Rupert et al. [19]: Deutlicher bis moderater Beweis zur Diagnosestellung bei vergleichenden kontrollierten intraartikulären ISG-Blockaden. Valide Studien hinsichtlich der therapeutischen Wirksamkeit von ISG-Injektionen fehlen (Systematische Literaturbewertung).

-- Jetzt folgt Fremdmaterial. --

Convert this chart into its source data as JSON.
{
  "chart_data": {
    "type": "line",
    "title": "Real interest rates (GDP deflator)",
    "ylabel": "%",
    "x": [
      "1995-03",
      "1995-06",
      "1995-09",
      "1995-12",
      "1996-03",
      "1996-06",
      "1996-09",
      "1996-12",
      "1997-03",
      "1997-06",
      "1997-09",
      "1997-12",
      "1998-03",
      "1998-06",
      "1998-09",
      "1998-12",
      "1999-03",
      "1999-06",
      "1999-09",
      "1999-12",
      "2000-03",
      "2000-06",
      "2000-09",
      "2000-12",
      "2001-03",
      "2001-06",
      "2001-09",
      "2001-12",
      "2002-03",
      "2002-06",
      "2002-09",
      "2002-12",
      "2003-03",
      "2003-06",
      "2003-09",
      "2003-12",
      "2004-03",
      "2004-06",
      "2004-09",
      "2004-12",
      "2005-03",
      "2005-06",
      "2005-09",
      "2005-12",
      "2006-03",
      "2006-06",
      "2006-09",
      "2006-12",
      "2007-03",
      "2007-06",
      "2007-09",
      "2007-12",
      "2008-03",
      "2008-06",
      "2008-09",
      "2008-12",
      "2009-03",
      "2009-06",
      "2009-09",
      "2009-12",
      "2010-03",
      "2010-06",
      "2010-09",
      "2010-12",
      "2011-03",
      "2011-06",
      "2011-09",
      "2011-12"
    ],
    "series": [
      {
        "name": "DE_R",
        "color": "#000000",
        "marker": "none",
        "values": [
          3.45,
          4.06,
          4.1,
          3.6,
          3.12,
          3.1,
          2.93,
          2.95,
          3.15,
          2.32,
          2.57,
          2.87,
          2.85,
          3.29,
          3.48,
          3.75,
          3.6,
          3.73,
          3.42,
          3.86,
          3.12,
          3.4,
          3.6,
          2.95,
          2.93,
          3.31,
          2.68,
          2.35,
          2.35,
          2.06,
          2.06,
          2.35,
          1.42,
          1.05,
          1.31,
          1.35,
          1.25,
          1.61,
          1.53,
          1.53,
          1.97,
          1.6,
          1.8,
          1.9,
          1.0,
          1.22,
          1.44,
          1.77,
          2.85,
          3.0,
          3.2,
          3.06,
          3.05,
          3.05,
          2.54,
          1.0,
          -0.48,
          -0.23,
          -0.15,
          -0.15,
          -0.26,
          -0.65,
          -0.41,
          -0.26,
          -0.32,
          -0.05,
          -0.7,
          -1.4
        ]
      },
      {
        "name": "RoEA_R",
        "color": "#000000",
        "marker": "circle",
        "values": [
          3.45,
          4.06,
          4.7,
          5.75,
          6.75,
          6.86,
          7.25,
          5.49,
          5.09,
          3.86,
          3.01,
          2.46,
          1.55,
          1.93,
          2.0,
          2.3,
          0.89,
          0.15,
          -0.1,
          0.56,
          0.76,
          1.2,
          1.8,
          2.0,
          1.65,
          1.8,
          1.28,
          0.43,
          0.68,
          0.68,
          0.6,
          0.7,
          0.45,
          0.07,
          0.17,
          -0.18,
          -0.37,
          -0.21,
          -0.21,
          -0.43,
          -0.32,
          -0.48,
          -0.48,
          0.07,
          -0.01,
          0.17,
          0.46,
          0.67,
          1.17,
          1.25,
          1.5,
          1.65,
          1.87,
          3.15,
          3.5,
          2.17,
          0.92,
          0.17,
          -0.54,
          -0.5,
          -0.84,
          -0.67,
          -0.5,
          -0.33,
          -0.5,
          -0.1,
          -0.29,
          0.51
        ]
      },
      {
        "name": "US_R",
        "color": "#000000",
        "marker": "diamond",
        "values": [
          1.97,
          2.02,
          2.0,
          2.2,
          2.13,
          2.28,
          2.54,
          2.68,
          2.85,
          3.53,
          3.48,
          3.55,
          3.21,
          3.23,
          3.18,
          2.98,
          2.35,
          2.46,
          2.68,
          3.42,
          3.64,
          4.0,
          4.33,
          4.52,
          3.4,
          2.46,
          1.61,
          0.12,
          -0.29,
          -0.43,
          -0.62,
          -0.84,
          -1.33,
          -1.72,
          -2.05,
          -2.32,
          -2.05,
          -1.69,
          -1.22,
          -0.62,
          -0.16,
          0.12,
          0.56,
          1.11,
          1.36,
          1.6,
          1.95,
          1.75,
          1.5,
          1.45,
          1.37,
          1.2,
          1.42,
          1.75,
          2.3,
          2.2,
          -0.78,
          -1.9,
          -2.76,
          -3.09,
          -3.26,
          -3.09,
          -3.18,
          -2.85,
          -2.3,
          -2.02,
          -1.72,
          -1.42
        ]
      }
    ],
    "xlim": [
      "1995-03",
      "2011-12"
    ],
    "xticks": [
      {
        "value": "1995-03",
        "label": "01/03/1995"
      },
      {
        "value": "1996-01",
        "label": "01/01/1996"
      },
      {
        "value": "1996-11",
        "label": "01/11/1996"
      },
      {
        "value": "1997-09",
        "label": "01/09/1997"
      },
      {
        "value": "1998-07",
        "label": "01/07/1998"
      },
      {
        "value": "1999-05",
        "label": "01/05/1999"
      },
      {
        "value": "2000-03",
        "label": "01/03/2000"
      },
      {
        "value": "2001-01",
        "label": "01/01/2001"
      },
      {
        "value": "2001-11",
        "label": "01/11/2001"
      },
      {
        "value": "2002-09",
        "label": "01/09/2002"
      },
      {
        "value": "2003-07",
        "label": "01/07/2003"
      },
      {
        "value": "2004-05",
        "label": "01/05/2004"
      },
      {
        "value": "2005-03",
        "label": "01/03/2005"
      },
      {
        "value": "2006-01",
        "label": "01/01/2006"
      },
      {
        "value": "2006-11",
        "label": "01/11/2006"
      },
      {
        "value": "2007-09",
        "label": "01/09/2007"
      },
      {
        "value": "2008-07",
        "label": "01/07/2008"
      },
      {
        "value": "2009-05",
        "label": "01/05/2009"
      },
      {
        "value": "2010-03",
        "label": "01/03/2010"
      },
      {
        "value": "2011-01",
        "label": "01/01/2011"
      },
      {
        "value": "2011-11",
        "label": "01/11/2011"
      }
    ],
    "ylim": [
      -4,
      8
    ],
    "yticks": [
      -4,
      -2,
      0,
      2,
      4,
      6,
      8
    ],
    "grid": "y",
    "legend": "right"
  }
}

Hansen et al. [20]: Moderater Beweis für Aussagekraft diagnostischer ISG-Injektionen, limitierter Beweis für therapeutische ISG-Injektionen, häufig Kurzzeitwirkung von weniger als 6 Wochen (Systematische Literaturbewertung).

Epidurale/perineurale
Injektionstechniken

Historischer Überblick

Die Anfänge der periduralen Schmerztherapie über den Hiatus sacralis liegen am Anfang des letzten Jahrhunderts [1]. Pagés (1921) gilt als Pionier der Periduralanästhesie über einen lumbalen interlaminären Zugang [21] durch Anwendung der „loss of resistance“(LOR)-Methode, die allerdings erst später durch Dogliotti populär gemacht wurde. Wurzelreizsyndrome (WRS) wurden schon seit Anfang der 50er Jahre durch posterolaterale Injektionen in die sog. „foraminoartikuläre Region“ behandelt [4]. 1952 erfolgte von Robecchi bei einer S1-Foramen-Infiltration die erste epidurale Anwendung von Kortison. Inzwischen sind die epiduralen Injektionsverfahren (oft mit LA und Kortison durchgeführt) in der Therapie des lumbalen Wurzelreizsyndroms mit radikulärer Ausstrahlung etabliert [13, 23].